Spaceman heads to Whangarei on health and safety mission

Since retiring as US Shuttle programme astronaut, Mike Mullane has travelled the world promoting workplace safety in high risk environments.
Since retiring as US Shuttle programme astronaut, Mike Mullane has travelled the world promoting workplace safety in high risk environments.

Former US shuttle astronaut Colonel Mike Mullane is headed to Whangarei to speak at Refining NZ about how a mindset shift is needed about workplace health and safety.

His message is that health and safety regulations and systems should not be about ticking compliance boxes and stopping people from doing things, but about workers taking on a higher sense of personal responsibility for their own and colleagues’ safety.

Mr Mullane’s talks refer to the danger of “normalised deviation”, continuing to use unreviewed practices because “they’ve worked in the past”.

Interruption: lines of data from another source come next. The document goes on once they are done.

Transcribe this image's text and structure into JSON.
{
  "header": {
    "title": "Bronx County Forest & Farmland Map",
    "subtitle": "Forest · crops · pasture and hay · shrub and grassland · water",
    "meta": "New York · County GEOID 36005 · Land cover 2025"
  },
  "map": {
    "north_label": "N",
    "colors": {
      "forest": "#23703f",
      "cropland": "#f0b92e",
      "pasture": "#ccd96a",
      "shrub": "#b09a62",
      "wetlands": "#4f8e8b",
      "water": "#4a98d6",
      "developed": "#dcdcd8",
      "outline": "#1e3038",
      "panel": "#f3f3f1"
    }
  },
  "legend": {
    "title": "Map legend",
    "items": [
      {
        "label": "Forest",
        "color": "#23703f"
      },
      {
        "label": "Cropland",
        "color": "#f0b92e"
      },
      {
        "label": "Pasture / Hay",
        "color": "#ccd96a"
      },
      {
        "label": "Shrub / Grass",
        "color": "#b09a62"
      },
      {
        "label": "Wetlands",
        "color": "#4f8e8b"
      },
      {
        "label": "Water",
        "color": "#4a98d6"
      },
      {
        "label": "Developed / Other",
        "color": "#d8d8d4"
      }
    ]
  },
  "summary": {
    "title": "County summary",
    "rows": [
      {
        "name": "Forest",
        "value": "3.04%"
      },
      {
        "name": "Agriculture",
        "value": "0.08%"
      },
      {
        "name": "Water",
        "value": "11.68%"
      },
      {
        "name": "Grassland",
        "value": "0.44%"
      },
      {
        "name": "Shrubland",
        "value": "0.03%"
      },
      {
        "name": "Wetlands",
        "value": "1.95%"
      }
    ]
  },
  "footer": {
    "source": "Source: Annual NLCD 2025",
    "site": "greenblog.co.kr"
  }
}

As well as using his personal experiences as a former astronaut and fighter pilot, Mr Mullane addresses how normalised deviation from safety programmes had fatal consequences for his friends and colleagues killed in the 1986 Challenger disaster.

He was selected for the first group of space shuttle astronauts and completed three space missions and logged 356 hours in space aboard the shuttles Discovery and Atlantis.

Since retiring from Nasa, he has become an acclaimed international speaker on the topics of teamwork, leadership and safety.

Mr Mullane holds a master’s of science degree in aeronautical engineering and has been inducted into the International Space Hall of Fame.

He is being brought to New Zealand by Refining NZ and the Business Leaders’ Health and Safety Forum, which helps businesses and supply chains improve health and safety measures in high risk work environments.

Mr Mullane will spend Monday and Tuesday at the refinery before speaking at other functions in Auckland and elsewhere.